Provision Linux compute nodes in Batch pools

You can use Azure Batch to run parallel compute workloads on both Linux and Windows virtual machines. This article details how to create pools of Linux compute nodes in the Batch service by using both the Batch Python and Batch .NET client libraries.

Virtual Machine Configuration

When you create a pool of compute nodes in Batch, you have two options from which to select the node size and operating system: Cloud Services Configuration and Virtual Machine Configuration. Virtual Machine Configuration pools are composed of Azure VMs, which may be created from either Linux or Windows images. When you create a pool with Virtual Machine Configuration, you specify an available compute node size, the virtual machine image reference to be installed on the nodes,and the Batch node agent SKU (a program that runs on each node and provides an interface between the node and the Batch service).

Virtual machine image reference

The Batch service uses virtual machine scale sets to provide compute nodes in the Virtual Machine Configuration. You can specify an image from the Azure Marketplace, or use the Azure Compute Gallery to prepare a custom image.
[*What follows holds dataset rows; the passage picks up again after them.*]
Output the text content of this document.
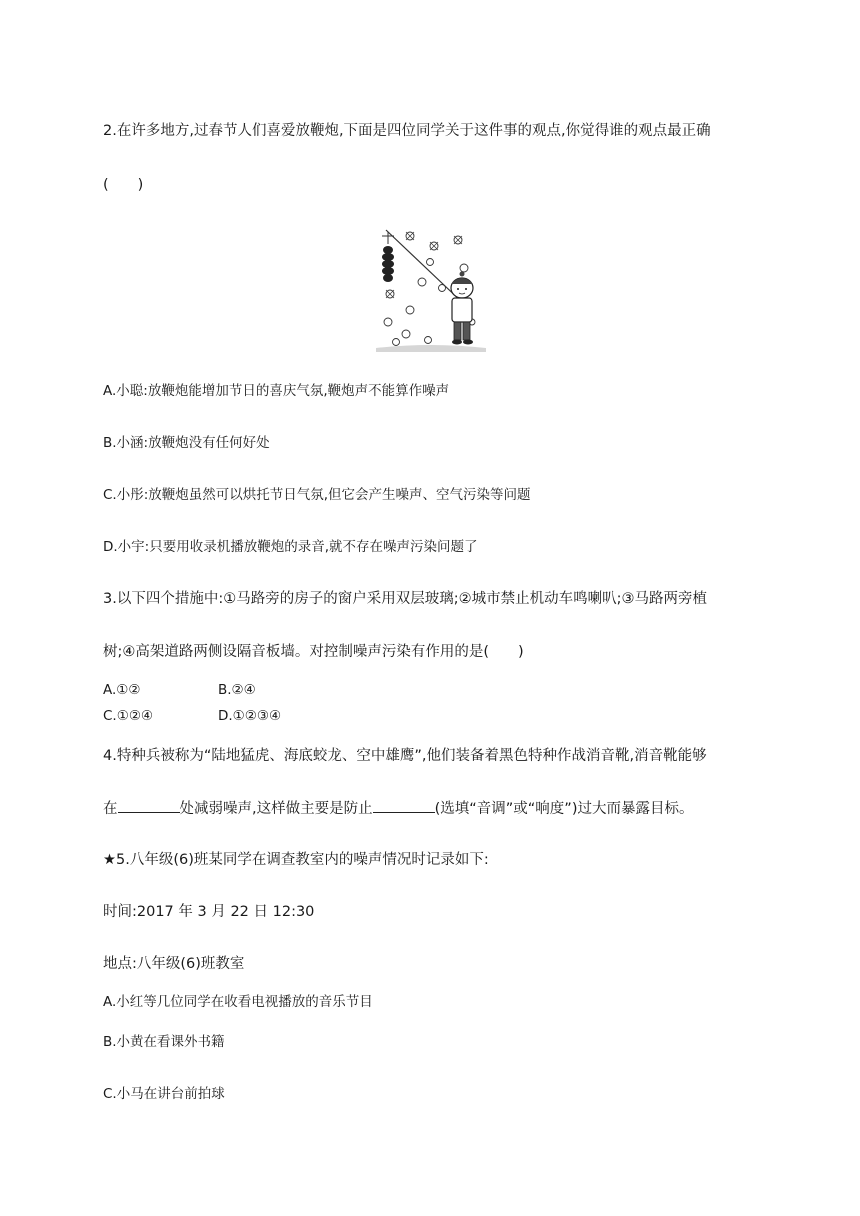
2.在许多地方,过春节人们喜爱放鞭炮,下面是四位同学关于这件事的观点,你觉得谁的观点最正确

(　　)

A.小聪:放鞭炮能增加节日的喜庆气氛,鞭炮声不能算作噪声

B.小涵:放鞭炮没有任何好处

C.小彤:放鞭炮虽然可以烘托节日气氛,但它会产生噪声、空气污染等问题

D.小宇:只要用收录机播放鞭炮的录音,就不存在噪声污染问题了

3.以下四个措施中:①马路旁的房子的窗户采用双层玻璃;②城市禁止机动车鸣喇叭;③马路两旁植

树;④高架道路两侧设隔音板墙。对控制噪声污染有作用的是(　　)

A.①②	B.②④

C.①②④	D.①②③④

4.特种兵被称为“陆地猛虎、海底蛟龙、空中雄鹰”,他们装备着黑色特种作战消音靴,消音靴能够

在	处减弱噪声,这样做主要是防止	(选填“音调”或“响度”)过大而暴露目标。

★5.八年级(6)班某同学在调查教室内的噪声情况时记录如下:

时间:2017 年 3 月 22 日 12:30

地点:八年级(6)班教室

A.小红等几位同学在收看电视播放的音乐节目

B.小黄在看课外书籍

C.小马在讲台前拍球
When you create a virtual machine image reference, you must specify the following properties:

Image reference property Example
Publisher canonical
Offer 0001-com-ubuntu-server-focal
SKU 20_04-lts
Version latest

Tip

You can learn more about these properties and how to specify Marketplace images in Find Linux VM images in the Azure Marketplace with the Azure CLI. Note that some Marketplace images are not currently compatible with Batch.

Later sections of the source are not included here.